Бекки не перебивала и не пыталась остановить этот поток. Возможно, та единственная помощь, которая требовалась сейчас Лили — быть с кем-то. Быть услышанной. Это не так много, и хоть в каждом слове слышалась ее боль, Стоун продолжала говорить. Все крепче стискивая кулаки, все сильней сжимая зубы.

— А потом его жена пригрозила прирезать нас обоих, если это продолжится. Я исчезла. Катилась по маминой дорожке, таскалась по любым вечеринкам с бесплатной выпивкой… На одной из таких и встретила Гарри. Помню, стояла на балконе, усиленно вливая в себя какое-то пойло, а он подошел и сказал, что никакой виски не зальет тоску в моих глазах, — она слабо улыбнулась, потому что столько лет не хотела себе признаваться: о той ночи не жалела. Только о последствиях, — Дальше ты знаешь. Я носила тебя в утробе, каждый день проклиная себя за глупость.

— Почему нельзя было остаться с папой, если вы с Зетом уже расстались? — все-таки решилась на вопрос Бекки, пытаясь поймать ее взгляд. Безуспешно — он направлен только на имя на плите. Лили откинула вуаль с лица, и сердце девушки болезненно сжалось. Печать смерти застыла на нем, подобная на только что зарытом покойнике. Болезненная серость, заострившиеся скулы. И глаза… Настолько кричащие о боли, что лучше на них не смотреть.

— И этот вопрос задаешь ты? — на короткое мгновение севший голос взял чуть более высокую октаву, но тут же снова охрип, — Роды были ужасно сложными. Я слышала, как монашки, у которых нашла приют, шептались, что не выживу. Адская боль, от которой я несколько раз теряла сознание… Когда очнулась, сестры посчитали это настоящим чудом: я два дня не приходила в себя. Огромная кровопотеря и повреждения, которые не позволили мне потом подарить ребенка Зету. Я так хотела увидеть, ради чего все это было…

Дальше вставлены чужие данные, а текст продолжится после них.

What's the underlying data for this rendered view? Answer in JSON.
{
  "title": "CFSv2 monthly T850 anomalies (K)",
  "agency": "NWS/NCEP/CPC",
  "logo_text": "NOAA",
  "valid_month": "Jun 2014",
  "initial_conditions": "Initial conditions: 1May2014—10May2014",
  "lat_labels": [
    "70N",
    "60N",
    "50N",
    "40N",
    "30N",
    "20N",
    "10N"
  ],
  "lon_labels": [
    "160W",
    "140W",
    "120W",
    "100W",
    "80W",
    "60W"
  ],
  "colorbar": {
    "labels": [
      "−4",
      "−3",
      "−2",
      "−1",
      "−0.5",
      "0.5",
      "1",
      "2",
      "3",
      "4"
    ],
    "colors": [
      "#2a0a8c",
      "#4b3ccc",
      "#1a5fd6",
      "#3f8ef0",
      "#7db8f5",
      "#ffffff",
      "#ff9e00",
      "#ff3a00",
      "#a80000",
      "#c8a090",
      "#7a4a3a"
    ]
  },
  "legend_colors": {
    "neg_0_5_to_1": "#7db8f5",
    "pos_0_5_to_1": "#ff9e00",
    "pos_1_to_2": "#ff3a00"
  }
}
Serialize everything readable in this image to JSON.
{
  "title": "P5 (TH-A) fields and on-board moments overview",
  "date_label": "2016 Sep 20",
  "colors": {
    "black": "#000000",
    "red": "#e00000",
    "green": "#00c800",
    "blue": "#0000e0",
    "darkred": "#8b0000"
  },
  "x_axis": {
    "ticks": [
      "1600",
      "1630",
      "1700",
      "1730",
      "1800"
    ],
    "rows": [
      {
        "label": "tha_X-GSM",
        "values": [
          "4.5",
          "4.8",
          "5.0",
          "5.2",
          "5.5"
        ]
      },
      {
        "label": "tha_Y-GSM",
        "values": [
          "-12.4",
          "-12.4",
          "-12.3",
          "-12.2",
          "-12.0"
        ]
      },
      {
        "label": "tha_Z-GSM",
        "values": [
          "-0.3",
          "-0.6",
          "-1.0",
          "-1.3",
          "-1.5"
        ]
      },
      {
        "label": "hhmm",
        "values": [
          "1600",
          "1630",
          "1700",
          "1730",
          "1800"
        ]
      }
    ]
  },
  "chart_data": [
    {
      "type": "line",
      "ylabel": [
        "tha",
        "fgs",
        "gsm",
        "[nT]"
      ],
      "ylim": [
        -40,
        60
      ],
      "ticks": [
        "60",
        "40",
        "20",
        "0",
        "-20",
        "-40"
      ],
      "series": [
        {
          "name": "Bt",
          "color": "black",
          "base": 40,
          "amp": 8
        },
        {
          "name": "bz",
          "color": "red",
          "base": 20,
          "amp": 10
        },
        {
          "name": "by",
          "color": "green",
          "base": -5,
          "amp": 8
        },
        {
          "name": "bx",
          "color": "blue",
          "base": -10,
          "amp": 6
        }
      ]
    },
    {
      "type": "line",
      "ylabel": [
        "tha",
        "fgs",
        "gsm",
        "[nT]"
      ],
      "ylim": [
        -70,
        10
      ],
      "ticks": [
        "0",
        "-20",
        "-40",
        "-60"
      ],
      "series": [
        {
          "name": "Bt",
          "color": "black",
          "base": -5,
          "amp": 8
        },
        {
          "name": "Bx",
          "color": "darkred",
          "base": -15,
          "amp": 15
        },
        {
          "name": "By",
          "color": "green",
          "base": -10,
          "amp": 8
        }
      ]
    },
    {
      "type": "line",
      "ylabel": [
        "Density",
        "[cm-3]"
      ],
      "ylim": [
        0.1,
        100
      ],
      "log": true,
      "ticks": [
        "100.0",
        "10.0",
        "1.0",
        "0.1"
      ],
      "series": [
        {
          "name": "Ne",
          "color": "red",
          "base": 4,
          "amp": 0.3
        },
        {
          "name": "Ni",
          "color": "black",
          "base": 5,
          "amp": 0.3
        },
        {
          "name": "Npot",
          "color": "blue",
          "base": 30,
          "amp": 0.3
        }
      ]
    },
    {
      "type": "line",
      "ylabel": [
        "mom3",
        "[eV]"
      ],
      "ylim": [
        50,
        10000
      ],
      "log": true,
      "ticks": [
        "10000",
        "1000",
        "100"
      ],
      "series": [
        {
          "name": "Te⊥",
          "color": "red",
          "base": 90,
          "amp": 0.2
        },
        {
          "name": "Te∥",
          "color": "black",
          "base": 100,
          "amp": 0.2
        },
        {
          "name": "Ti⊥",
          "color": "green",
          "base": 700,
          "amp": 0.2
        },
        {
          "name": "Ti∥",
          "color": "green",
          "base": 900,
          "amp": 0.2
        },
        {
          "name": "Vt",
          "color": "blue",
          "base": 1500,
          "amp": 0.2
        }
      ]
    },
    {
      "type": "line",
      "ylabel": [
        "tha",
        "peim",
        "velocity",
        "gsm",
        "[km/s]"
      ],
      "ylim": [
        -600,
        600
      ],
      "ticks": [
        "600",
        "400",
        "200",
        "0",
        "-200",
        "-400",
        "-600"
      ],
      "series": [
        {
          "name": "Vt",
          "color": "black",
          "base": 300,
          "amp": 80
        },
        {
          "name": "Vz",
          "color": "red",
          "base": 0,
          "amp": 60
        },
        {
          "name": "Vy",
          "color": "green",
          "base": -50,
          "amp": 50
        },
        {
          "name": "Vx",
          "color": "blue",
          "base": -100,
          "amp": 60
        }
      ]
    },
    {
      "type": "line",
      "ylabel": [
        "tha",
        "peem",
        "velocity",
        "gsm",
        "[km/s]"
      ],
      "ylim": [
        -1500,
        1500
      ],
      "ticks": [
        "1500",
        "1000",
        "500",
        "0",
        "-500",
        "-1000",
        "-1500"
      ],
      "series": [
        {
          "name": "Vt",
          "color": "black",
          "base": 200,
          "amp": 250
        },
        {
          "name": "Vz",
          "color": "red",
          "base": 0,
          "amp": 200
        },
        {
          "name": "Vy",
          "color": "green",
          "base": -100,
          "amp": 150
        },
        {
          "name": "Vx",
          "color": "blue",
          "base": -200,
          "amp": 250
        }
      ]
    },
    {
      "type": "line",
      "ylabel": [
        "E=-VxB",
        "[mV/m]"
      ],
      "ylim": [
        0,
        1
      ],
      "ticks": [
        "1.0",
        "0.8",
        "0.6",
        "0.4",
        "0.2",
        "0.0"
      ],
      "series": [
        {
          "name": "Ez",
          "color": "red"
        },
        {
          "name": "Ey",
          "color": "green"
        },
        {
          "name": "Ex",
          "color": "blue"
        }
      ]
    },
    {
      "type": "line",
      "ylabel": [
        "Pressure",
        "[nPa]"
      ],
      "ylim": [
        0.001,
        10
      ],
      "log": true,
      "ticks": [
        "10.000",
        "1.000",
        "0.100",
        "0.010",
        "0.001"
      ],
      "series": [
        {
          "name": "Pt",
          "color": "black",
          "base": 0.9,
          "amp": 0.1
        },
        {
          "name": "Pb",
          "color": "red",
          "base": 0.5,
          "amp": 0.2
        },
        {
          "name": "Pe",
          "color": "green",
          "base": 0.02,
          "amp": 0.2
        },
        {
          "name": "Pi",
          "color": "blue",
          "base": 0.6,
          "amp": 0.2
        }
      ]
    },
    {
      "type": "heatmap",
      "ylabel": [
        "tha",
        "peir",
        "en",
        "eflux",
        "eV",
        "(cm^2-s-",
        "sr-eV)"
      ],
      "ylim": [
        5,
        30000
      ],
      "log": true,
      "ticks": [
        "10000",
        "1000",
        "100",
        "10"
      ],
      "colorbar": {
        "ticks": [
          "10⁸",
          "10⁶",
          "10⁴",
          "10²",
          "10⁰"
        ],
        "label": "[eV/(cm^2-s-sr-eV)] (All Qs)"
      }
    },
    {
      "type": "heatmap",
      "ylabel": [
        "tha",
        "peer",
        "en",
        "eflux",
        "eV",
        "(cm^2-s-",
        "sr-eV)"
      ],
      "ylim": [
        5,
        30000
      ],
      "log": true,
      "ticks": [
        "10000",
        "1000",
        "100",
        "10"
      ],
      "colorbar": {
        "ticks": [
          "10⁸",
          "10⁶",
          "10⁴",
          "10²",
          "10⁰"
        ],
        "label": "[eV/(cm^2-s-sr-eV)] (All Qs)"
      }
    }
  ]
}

Слезы покатились по бледным щекам, и Лили прикрыла глаза, уходя в прошлое. То, что не забывает ни одна мать. То, что она так и не испытала. Бекки не дыша ждала продолжения, ведь так долго хотела искренности. Хотела настоящей правды о своем рождении. Точно не ожидала получить ее сейчас. Но Стоун словно… исповедалась? Словно хотела выплеснуть все.

— За эти дни тебе нашли кормилицу. Я смогла дойти до тебя, едва переставляя ноги от кровопотери и слабости, как раз когда чужая женщина прижимала крохотный комочек к своей груди. И ты смотрела на нее сияющими глазками, сжимала ее палец своей ужасно маленькой ручкой. Такая красивая, словно солнышко, — почти безумная улыбка, и поток слез капает на ворот плаща, но слова льются, освобождая от самого большого груза, — И я поняла, что во мне не нуждаются. Что ты будешь счастлива без такой непутевой матери, которая и держать младенцев не умеет. Что все мои намерения после родов попытаться вернуться к Зету тебе лишь навредят. Ты никогда бы не получила от меня той любви, что подарили Чейзы. Я смотрела на твое спящее довольное личико и знала: лучшее, что я могу сделать, это избавить тебя от себя. И так ни разу и не взяла тебя на руки. Не стала мешать этому солнышку сиять.